Saturday, January 29

MARC: Greater details of 12MP needed


File photo shows Prime Minister Datuk Seri Ismail Sabri Yaakob holding a copy of the 12MP plan in Parliament on September 27. — Bernama photo

KUCHING: Until we see greater details in the 12th Malaysia Plan (12MP), the Malaysian Rating Corporation Bhd (MARC) expect the private sector to remain timid, taking a wait-and-see stance.

Given that the 11MP fell in between a political cycle, the historic fall of Barisan Nasional and other series of political drama following the 14th General Election (GE), MARC highlighted that the continuation of Malaysia’s development targets was disrupted.

“The downside to policy continuation remains as the 12MP will witness another general election between now and July 2023. Given there will be around 5.6 million new voters in GE15, its outcome gets harder to anticipate than ever,” it said in its statement.

“It is premature to conclude whether future administrations will carry the 12MP targets into the next political mandate. Political uncertainties will linger for a while longer, although the 12MP assumes that everything remains linear and constant.”

Meanwhile, MARC opined that the three themes running through the 12MP — namely resetting the economy; strengthening security, well-being and inclusivity; and advancing sustainability – were appropriate.

“Failure to follow through with long-term plans could lead to dire developmental consequences, especially in the post-pandemic environment considering a rapidly ageing population,” it added.

“We are cautiously optimistic with the government’s high tolerance to inflation as the average inflation during the 11MP came in at 1.3 per cent versus the expected range between 2.5 per cent and 3.0 per cent.

“Considering that the unemployment rate will continue to remain elevated throughout the 12MP period, we believe that the government will keep inflation benign, which will affect the overall efficacy of the plan.”

The government expects real GDP growth to come in at between 4.5 per cent and 5.0 per cent per annum during the 12MP period, compared with 2.7 per cent in the previous plan period when it did not have to contend with the aftermath of lockdowns.

It also expects the GNI per capita to increase to RM57,882 at the end of the 12MP period, up from RM42,503 previously.

“We believe that the 12MP’s aim to bring the average household income to RM10,065 will push the present minimum wage to a much higher level,” MARC added.

“The government expects revenue-to-GDP growth pace over the 12MP period to decline (2025: 13.5 per cent, 2020: 15.9 per cent). We think the reasons for this expected revenue projection include, among other things, falling oil revenue, limited revenue sources to draw on, and revenue leakages.

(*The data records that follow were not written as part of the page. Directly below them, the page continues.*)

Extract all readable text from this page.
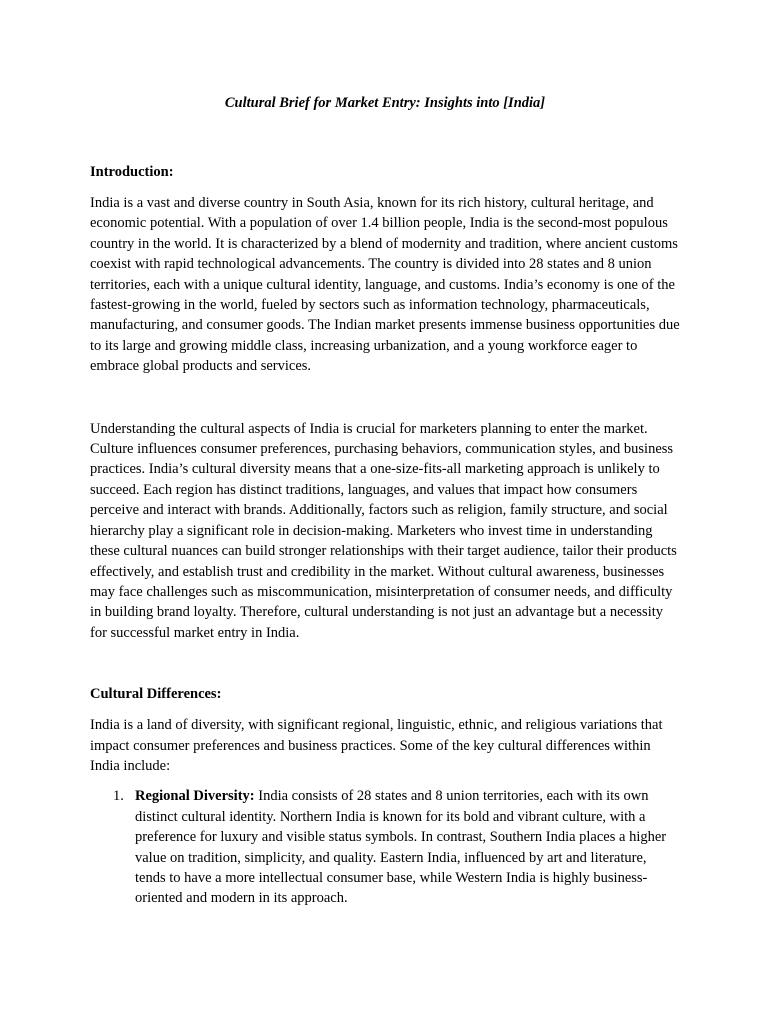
Cultural Brief for Market Entry: Insights into [India]

Introduction:

India is a vast and diverse country in South Asia, known for its rich history, cultural heritage, and economic potential. With a population of over 1.4 billion people, India is the second-most populous country in the world. It is characterized by a blend of modernity and tradition, where ancient customs coexist with rapid technological advancements. The country is divided into 28 states and 8 union territories, each with a unique cultural identity, language, and customs. India’s economy is one of the fastest-growing in the world, fueled by sectors such as information technology, pharmaceuticals, manufacturing, and consumer goods. The Indian market presents immense business opportunities due to its large and growing middle class, increasing urbanization, and a young workforce eager to embrace global products and services.

Understanding the cultural aspects of India is crucial for marketers planning to enter the market. Culture influences consumer preferences, purchasing behaviors, communication styles, and business practices. India’s cultural diversity means that a one-size-fits-all marketing approach is unlikely to succeed. Each region has distinct traditions, languages, and values that impact how consumers perceive and interact with brands. Additionally, factors such as religion, family structure, and social hierarchy play a significant role in decision-making. Marketers who invest time in understanding these cultural nuances can build stronger relationships with their target audience, tailor their products effectively, and establish trust and credibility in the market. Without cultural awareness, businesses may face challenges such as miscommunication, misinterpretation of consumer needs, and difficulty in building brand loyalty. Therefore, cultural understanding is not just an advantage but a necessity for successful market entry in India.

Cultural Differences:

India is a land of diversity, with significant regional, linguistic, ethnic, and religious variations that impact consumer preferences and business practices. Some of the key cultural differences within India include:

1. Regional Diversity: India consists of 28 states and 8 union territories, each with its own distinct cultural identity. Northern India is known for its bold and vibrant culture, with a preference for luxury and visible status symbols. In contrast, Southern India places a higher value on tradition, simplicity, and quality. Eastern India, influenced by art and literature, tends to have a more intellectual consumer base, while Western India is highly business-oriented and modern in its approach.
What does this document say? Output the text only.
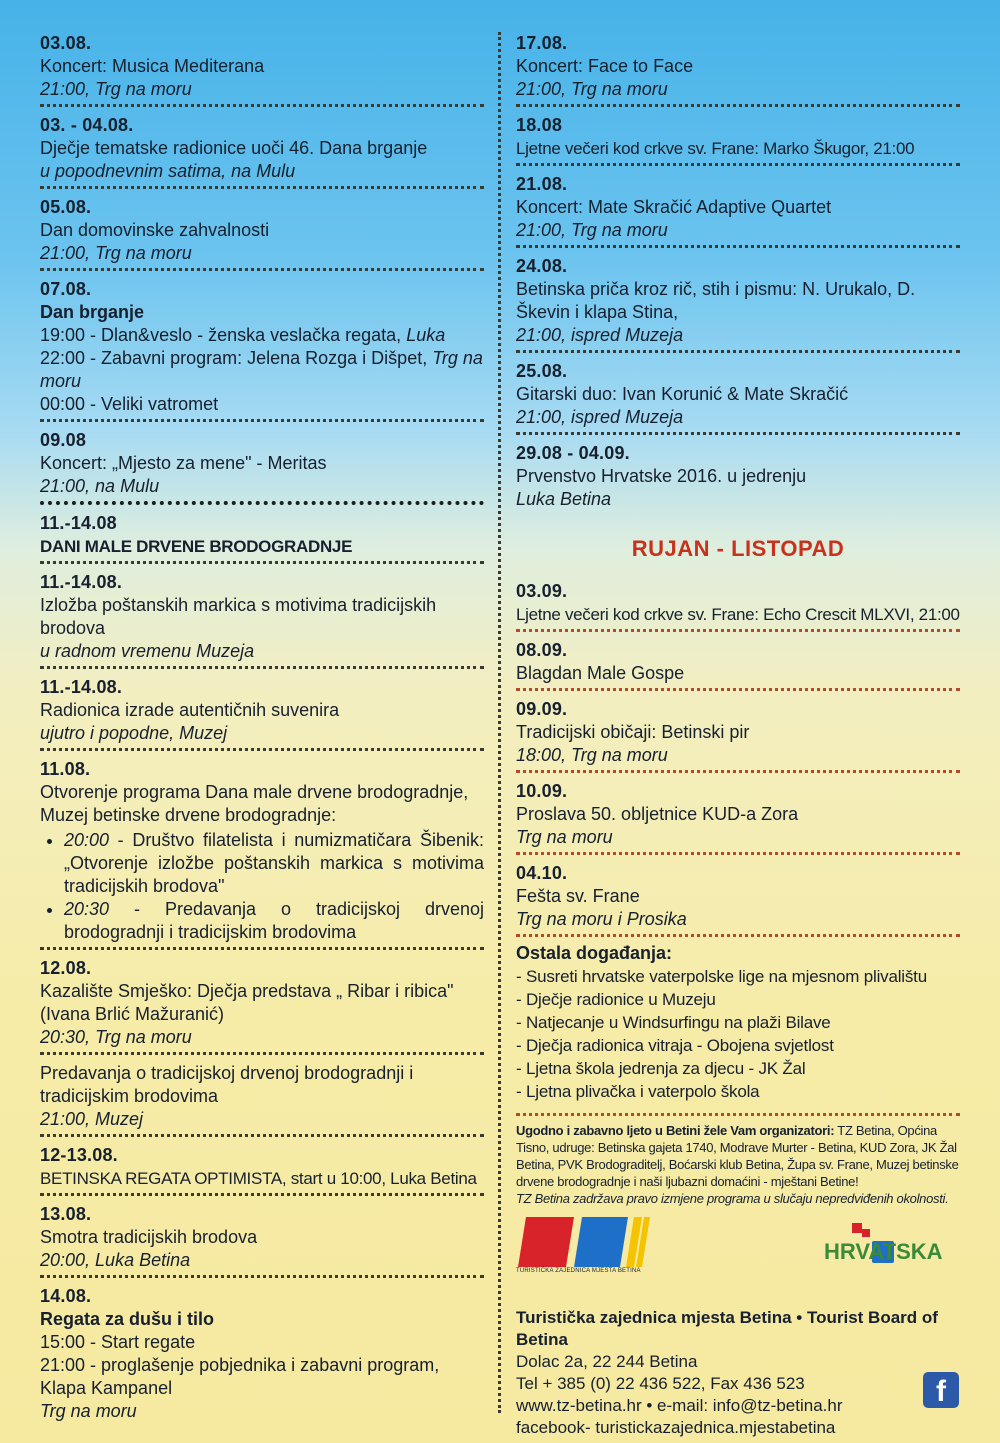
03.08.
Koncert: Musica Mediterana
21:00, Trg na moru
03. - 04.08.
Dječje tematske radionice uoči 46. Dana brganje
u popodnevnim satima, na Mulu
05.08.
Dan domovinske zahvalnosti
21:00, Trg na moru
07.08.
Dan brganje
19:00 - Dlan&veslo - ženska veslačka regata, Luka
22:00 - Zabavni program: Jelena Rozga i Dišpet, Trg na moru
00:00 - Veliki vatromet
09.08
Koncert: „Mjesto za mene" - Meritas
21:00, na Mulu
11.-14.08
DANI MALE DRVENE BRODOGRADNJE
11.-14.08.
Izložba poštanskih markica s motivima tradicijskih brodova
u radnom vremenu Muzeja
11.-14.08.
Radionica izrade autentičnih suvenira
ujutro i popodne, Muzej
11.08.
Otvorenje programa Dana male drvene brodogradnje,
Muzej betinske drvene brodogradnje:
• 20:00 - Društvo filatelista i numizmatičara Šibenik: „Otvorenje izložbe poštanskih markica s motivima tradicijskih brodova"
• 20:30 - Predavanja o tradicijskoj drvenoj brodogradnji i tradicijskim brodovima
12.08.
Kazalište Smješko: Dječja predstava „ Ribar i ribica" (Ivana Brlić Mažuranić)
20:30, Trg na moru
Predavanja o tradicijskoj drvenoj brodogradnji i tradicijskim brodovima
21:00, Muzej
12-13.08.
BETINSKA REGATA OPTIMISTA, start u 10:00, Luka Betina
13.08.
Smotra tradicijskih brodova
20:00, Luka Betina
14.08.
Regata za dušu i tilo
15:00 - Start regate
21:00 - proglašenje pobjednika i zabavni program, Klapa Kampanel
Trg na moru
17.08.
Koncert: Face to Face
21:00, Trg na moru
18.08
Ljetne večeri kod crkve sv. Frane: Marko Škugor, 21:00
21.08.
Koncert: Mate Skračić Adaptive Quartet
21:00, Trg na moru
24.08.
Betinska priča kroz rič, stih i pismu: N. Urukalo, D. Škevin i klapa Stina,
21:00, ispred Muzeja
25.08.
Gitarski duo: Ivan Korunić & Mate Skračić
21:00, ispred Muzeja
29.08 - 04.09.
Prvenstvo Hrvatske 2016. u jedrenju
Luka Betina
RUJAN - LISTOPAD
03.09.
Ljetne večeri kod crkve sv. Frane: Echo Crescit MLXVI, 21:00
08.09.
Blagdan Male Gospe
09.09.
Tradicijski običaji: Betinski pir
18:00, Trg na moru
10.09.
Proslava 50. obljetnice KUD-a Zora
Trg na moru
04.10.
Fešta sv. Frane
Trg na moru i Prosika
Ostala događanja:
- Susreti hrvatske vaterpolske lige na mjesnom plivalištu
- Dječje radionice u Muzeju
- Natjecanje u Windsurfingu na plaži Bilave
- Dječja radionica vitraja - Obojena svjetlost
- Ljetna škola jedrenja za djecu - JK Žal
- Ljetna plivačka i vaterpolo škola
Ugodno i zabavno ljeto u Betini žele Vam organizatori: TZ Betina, Općina Tisno, udruge: Betinska gajeta 1740, Modrave Murter - Betina, KUD Zora, JK Žal Betina, PVK Brodograditelj, Boćarski klub Betina, Župa sv. Frane, Muzej betinske drvene brodogradnje i naši ljubazni domaćini - mještani Betine!
TZ Betina zadržava pravo izmjene programa u slučaju nepredviđenih okolnosti.
TURISTIČKA ZAJEDNICA MJESTA BETINA
HRVATSKA
Turistička zajednica mjesta Betina • Tourist Board of Betina
Dolac 2a, 22 244 Betina
Tel + 385 (0) 22 436 522, Fax 436 523
www.tz-betina.hr • e-mail: info@tz-betina.hr
facebook- turistickazajednica.mjestabetina
f
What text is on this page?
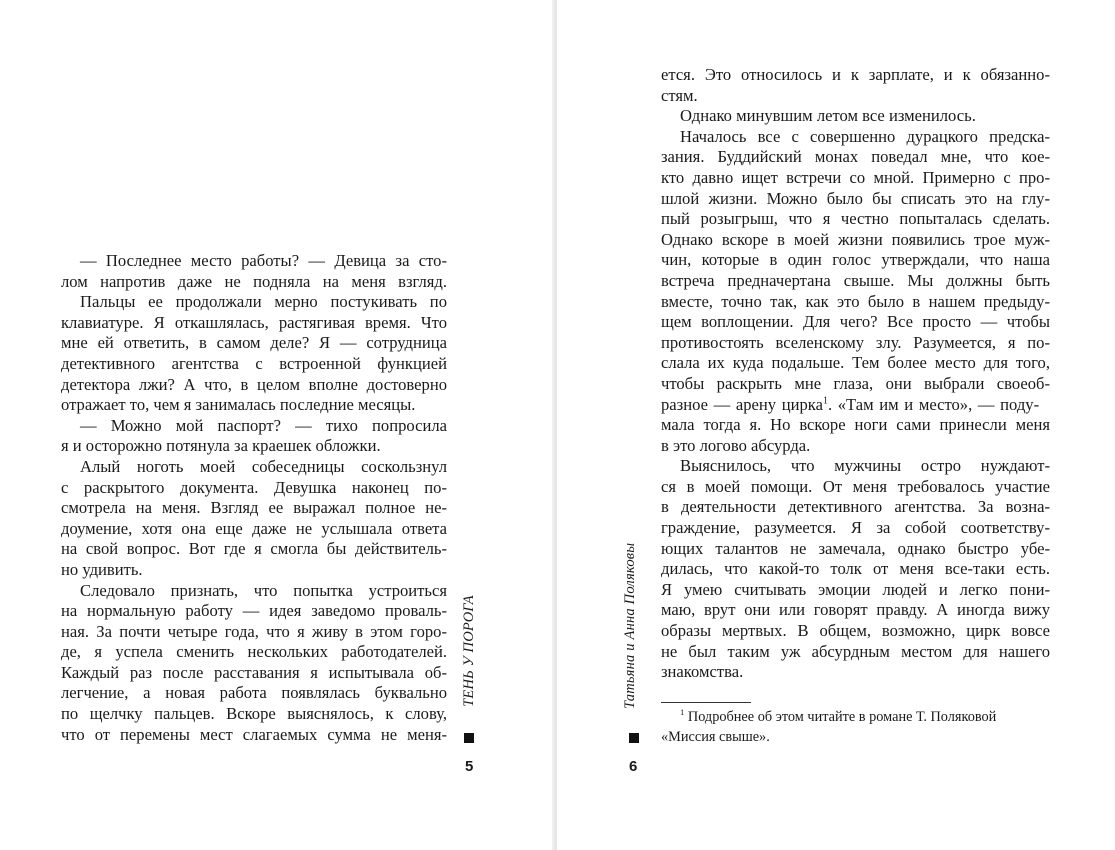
— Последнее место работы? — Девица за сто-
лом напротив даже не подняла на меня взгляд.
Пальцы ее продолжали мерно постукивать по
клавиатуре. Я откашлялась, растягивая время. Что
мне ей ответить, в самом деле? Я — сотрудница
детективного агентства с встроенной функцией
детектора лжи? А что, в целом вполне достоверно
отражает то, чем я занималась последние месяцы.
— Можно мой паспорт? — тихо попросила
я и осторожно потянула за краешек обложки.
Алый ноготь моей собеседницы соскользнул
с раскрытого документа. Девушка наконец по-
смотрела на меня. Взгляд ее выражал полное не-
доумение, хотя она еще даже не услышала ответа
на свой вопрос. Вот где я смогла бы действитель-
но удивить.
Следовало признать, что попытка устроиться
на нормальную работу — идея заведомо проваль-
ная. За почти четыре года, что я живу в этом горо-
де, я успела сменить нескольких работодателей.
Каждый раз после расставания я испытывала об-
легчение, а новая работа появлялась буквально
по щелчку пальцев. Вскоре выяснялось, к слову,
что от перемены мест слагаемых сумма не меня-
ТЕНЬ У ПОРОГА
5
ется. Это относилось и к зарплате, и к обязанно-
стям.
Однако минувшим летом все изменилось.
Началось все с совершенно дурацкого предска-
зания. Буддийский монах поведал мне, что кое-
кто давно ищет встречи со мной. Примерно с про-
шлой жизни. Можно было бы списать это на глу-
пый розыгрыш, что я честно попыталась сделать.
Однако вскоре в моей жизни появились трое муж-
чин, которые в один голос утверждали, что наша
встреча предначертана свыше. Мы должны быть
вместе, точно так, как это было в нашем предыду-
щем воплощении. Для чего? Все просто — чтобы
противостоять вселенскому злу. Разумеется, я по-
слала их куда подальше. Тем более место для того,
чтобы раскрыть мне глаза, они выбрали своеоб-
разное — арену цирка$^1$. «Там им и место», — поду-
мала тогда я. Но вскоре ноги сами принесли меня
в это логово абсурда.
Выяснилось, что мужчины остро нуждают-
ся в моей помощи. От меня требовалось участие
в деятельности детективного агентства. За возна-
граждение, разумеется. Я за собой соответству-
ющих талантов не замечала, однако быстро убе-
дилась, что какой-то толк от меня все-таки есть.
Я умею считывать эмоции людей и легко пони-
маю, врут они или говорят правду. А иногда вижу
образы мертвых. В общем, возможно, цирк вовсе
не был таким уж абсурдным местом для нашего
знакомства.
$^1$ Подробнее об этом читайте в романе Т. Поляковой
«Миссия свыше».
Татьяна и Анна Поляковы
6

“Furthermore, there is no specific mention of shifting the revenue share from direct to indirect taxes, contrasting past Malaysia plans, in light of changing demographics. This suggests that corporate and personal tax rates would remain while the return of the Good and Services Tax (GST) is uncertain.”

Besides revenue, there will also be unrelenting pressure from operating expenditure (opex), which is projected to rise to RM264.9 billion in 2025 from RM224.6 billion in 2020 (excluding the Covid-19 Fund of RM38 billion).

The government is projecting opex in 2025 to return to pre-pandemic levels, which we think is grossly underestimated.

“The 12MP is commendable in reorganising Malaysia’s erratic development priorities caused by the pandemic and political instability. However, the “leave no one behind” principle is its strongest and weakest point.

“Greater clarity to development planning is not only necessary to reshape the economy in the post-pandemic era, but more importantly, to tee up the private sector of things to come. Until we see greater details in the 12MP, we expect the private sector to remain timid, taking a wait-and-see stance.”